Tag: brother theodore
Hello! It has been some time. I’ve been hiding out while finishing up the fourth issue of Mildred Pierce, a (maga)zine I co-edit with John Bylander, themed Comedy and the Grotesque. This post is promotional as well as sincerely in conversation with recent posts on atrocity kitsch and trauma and performance.
Mildred Pierce #4 has among its contents a really fascinating essay by experimental musician and performance artist John Berndt which argues for the work of Thomas Bernhard, Klaus Kinski and Brother Theodore as constituting a particular genre of art that performs a (histrionic, deranged) Hitlerian mode. Here’s an excerpt:
Even without unpacking the full context that elevated Hitler to become a unique reference point of 20th century evil, something remains quite communicable and riveting about the Hitlerian personality, the Hitlerian performative style. This archetype is a threatening genie that is difficult to put back into the bottle. A serious trauma to social self-conception imperatively calls for transformative re-enactment, as those effected by the trauma of the trauma attempt to integrate “impossible” information, creating hybrid experiences that branch and dilute the underlying meaning in multiple unexpected directions—a dangerous, potentially important game. …

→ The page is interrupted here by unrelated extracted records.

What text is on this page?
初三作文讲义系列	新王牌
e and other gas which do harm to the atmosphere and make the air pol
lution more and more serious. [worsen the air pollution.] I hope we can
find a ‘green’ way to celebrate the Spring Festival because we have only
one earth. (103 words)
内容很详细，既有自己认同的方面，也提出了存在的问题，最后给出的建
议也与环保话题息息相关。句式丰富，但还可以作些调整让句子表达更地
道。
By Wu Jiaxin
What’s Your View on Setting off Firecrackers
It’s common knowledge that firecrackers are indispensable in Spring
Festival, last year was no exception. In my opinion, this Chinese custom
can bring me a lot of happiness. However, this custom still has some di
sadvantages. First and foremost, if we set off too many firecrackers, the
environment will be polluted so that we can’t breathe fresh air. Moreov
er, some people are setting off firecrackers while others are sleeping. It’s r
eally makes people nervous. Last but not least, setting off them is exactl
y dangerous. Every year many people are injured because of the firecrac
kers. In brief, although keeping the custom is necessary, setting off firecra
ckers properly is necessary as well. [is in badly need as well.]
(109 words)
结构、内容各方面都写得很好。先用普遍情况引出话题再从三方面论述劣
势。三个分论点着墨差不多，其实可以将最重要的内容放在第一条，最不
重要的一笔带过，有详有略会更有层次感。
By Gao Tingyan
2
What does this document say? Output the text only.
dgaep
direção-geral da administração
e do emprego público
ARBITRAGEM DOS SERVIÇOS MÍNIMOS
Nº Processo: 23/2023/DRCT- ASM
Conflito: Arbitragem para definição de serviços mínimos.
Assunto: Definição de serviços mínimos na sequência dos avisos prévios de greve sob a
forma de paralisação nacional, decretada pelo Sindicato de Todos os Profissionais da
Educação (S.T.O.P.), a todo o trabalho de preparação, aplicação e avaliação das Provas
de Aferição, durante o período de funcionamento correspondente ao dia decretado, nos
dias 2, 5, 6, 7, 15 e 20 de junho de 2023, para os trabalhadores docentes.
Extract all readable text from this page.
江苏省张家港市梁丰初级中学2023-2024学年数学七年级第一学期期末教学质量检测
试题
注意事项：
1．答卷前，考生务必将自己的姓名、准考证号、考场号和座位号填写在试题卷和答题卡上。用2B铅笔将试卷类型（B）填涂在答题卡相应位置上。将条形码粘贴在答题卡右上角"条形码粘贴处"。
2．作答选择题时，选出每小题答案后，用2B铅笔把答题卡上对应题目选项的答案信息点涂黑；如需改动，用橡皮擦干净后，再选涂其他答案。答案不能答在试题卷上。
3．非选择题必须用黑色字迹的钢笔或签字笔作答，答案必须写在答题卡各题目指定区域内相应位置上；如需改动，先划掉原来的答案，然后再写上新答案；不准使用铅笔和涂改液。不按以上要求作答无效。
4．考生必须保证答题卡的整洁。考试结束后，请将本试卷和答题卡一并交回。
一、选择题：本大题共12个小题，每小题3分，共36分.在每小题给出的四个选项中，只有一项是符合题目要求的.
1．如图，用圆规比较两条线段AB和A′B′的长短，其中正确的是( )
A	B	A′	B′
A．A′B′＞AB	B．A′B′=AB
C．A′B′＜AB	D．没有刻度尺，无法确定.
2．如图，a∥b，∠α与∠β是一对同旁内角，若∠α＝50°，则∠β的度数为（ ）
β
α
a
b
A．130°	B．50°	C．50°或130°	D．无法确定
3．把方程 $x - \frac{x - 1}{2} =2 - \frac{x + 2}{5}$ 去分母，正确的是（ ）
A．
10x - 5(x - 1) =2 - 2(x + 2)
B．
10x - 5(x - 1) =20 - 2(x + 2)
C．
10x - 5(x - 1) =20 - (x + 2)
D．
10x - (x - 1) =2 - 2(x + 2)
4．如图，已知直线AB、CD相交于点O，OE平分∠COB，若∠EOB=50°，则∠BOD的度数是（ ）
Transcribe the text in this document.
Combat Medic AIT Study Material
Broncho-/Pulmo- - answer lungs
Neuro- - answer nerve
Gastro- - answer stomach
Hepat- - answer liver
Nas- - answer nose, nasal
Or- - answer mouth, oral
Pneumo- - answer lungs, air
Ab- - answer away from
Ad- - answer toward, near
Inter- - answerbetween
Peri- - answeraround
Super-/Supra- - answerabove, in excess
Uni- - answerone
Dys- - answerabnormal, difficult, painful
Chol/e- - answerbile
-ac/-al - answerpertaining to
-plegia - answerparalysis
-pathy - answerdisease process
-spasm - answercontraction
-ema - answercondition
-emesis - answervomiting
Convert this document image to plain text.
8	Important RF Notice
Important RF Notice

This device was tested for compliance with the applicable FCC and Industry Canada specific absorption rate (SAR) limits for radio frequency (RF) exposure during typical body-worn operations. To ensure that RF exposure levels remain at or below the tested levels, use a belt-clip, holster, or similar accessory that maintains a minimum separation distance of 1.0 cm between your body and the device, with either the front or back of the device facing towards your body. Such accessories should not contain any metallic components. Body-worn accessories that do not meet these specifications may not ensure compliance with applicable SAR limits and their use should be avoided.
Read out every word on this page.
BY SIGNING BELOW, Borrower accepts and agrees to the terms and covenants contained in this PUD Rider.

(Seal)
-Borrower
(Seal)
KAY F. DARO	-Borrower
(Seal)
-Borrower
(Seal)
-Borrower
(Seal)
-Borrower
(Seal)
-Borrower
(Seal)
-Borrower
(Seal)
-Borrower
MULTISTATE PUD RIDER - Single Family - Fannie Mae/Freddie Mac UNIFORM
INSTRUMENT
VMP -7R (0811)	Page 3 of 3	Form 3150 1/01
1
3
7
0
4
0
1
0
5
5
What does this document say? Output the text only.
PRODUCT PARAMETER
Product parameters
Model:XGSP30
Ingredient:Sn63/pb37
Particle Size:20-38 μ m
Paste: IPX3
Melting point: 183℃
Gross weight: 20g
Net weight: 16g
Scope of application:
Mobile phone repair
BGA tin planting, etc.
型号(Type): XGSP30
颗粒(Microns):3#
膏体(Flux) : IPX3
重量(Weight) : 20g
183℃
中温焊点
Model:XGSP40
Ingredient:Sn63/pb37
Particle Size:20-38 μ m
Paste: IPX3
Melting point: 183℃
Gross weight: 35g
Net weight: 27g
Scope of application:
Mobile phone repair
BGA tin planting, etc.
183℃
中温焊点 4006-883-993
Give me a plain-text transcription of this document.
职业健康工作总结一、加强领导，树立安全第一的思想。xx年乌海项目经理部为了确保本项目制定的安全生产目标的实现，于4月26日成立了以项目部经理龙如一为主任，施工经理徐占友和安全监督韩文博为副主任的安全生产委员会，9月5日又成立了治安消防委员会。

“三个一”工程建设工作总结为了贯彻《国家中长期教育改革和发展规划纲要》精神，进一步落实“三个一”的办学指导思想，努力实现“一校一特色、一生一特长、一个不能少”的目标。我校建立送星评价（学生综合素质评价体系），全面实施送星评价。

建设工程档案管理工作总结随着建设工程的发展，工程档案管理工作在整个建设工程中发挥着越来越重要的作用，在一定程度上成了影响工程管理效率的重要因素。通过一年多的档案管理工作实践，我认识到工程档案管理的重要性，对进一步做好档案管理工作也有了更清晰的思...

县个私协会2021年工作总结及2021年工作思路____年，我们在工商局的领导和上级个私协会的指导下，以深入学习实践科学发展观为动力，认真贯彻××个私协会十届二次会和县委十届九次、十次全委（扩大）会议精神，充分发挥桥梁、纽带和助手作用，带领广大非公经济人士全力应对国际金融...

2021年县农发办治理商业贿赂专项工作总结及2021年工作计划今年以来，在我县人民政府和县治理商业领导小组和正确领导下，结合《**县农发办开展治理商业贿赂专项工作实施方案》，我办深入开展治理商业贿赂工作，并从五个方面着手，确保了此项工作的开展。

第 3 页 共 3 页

Three brilliant and transformational artists who emerged in the wake of World War II, who were each deeply personally scarred by events during the war, and had direct contact with frighteningly absurd elements of the Nazi reality, and who were each able to make immense use of the Hitlerian mode were the Austrian author Thomas Bernhard (1931-1989), the Polish/German actor Klaus Kinski (1926-1991), and the German/American comedian Brother Theodore (1906-2001) (collectively “B-K-T”). Each was deeply personally scarred by events during the war, and had direct contact with frighteningly absurd elements of the Nazi reality. …
With all three, there is a house-of-mirrors relationship between the characters they created (impossible, aggressive, imploding madmen) and their own private lives, which seem to have involved quite real anti-social tensions, as well as various public masks or simulations of unreasonableness they created, the artifice of larger-than-life mythologies. Therefore, three superimposed levels of sustained impossibility (relating to the actual artist, his characters, and the quasi-fictional-autobiographical overlay to the artist’s life) are common to each of them. This unstable boundary between performance, performer, and self-conscious legend, a major focus in Bernhard criticism, is equally strong in the cases of Kinski and Theodore.
Raul Zurita, in the q&a after his AWP reading, explained that when writing, “everyone else is writing” — “in writing you are allowing other bodies to occupy your body.” Kinski, according to Berndt, admits to no shared experience; and all three of Berndt’s examples led mainly anti-social lives, and moreover their literary and stage performances are basically anti-social. The Hitlerian mode is megalomaniacal, of course — it’s mad, a worldview that admits no infiltrators who could potentially reenvision it. Versus Zurita, this is a much different approach to embodying or channeling or performing collective trauma artistically – or is it? Zurita’s compassion is a far cry from Theodore’s crankiness but they seem to share an instability/multiplicity of voice, as well as a vividly accusing anger — and confusion. I don’t know Zurita’s work well enough to say much more, so I’ll leave it there, the question is open.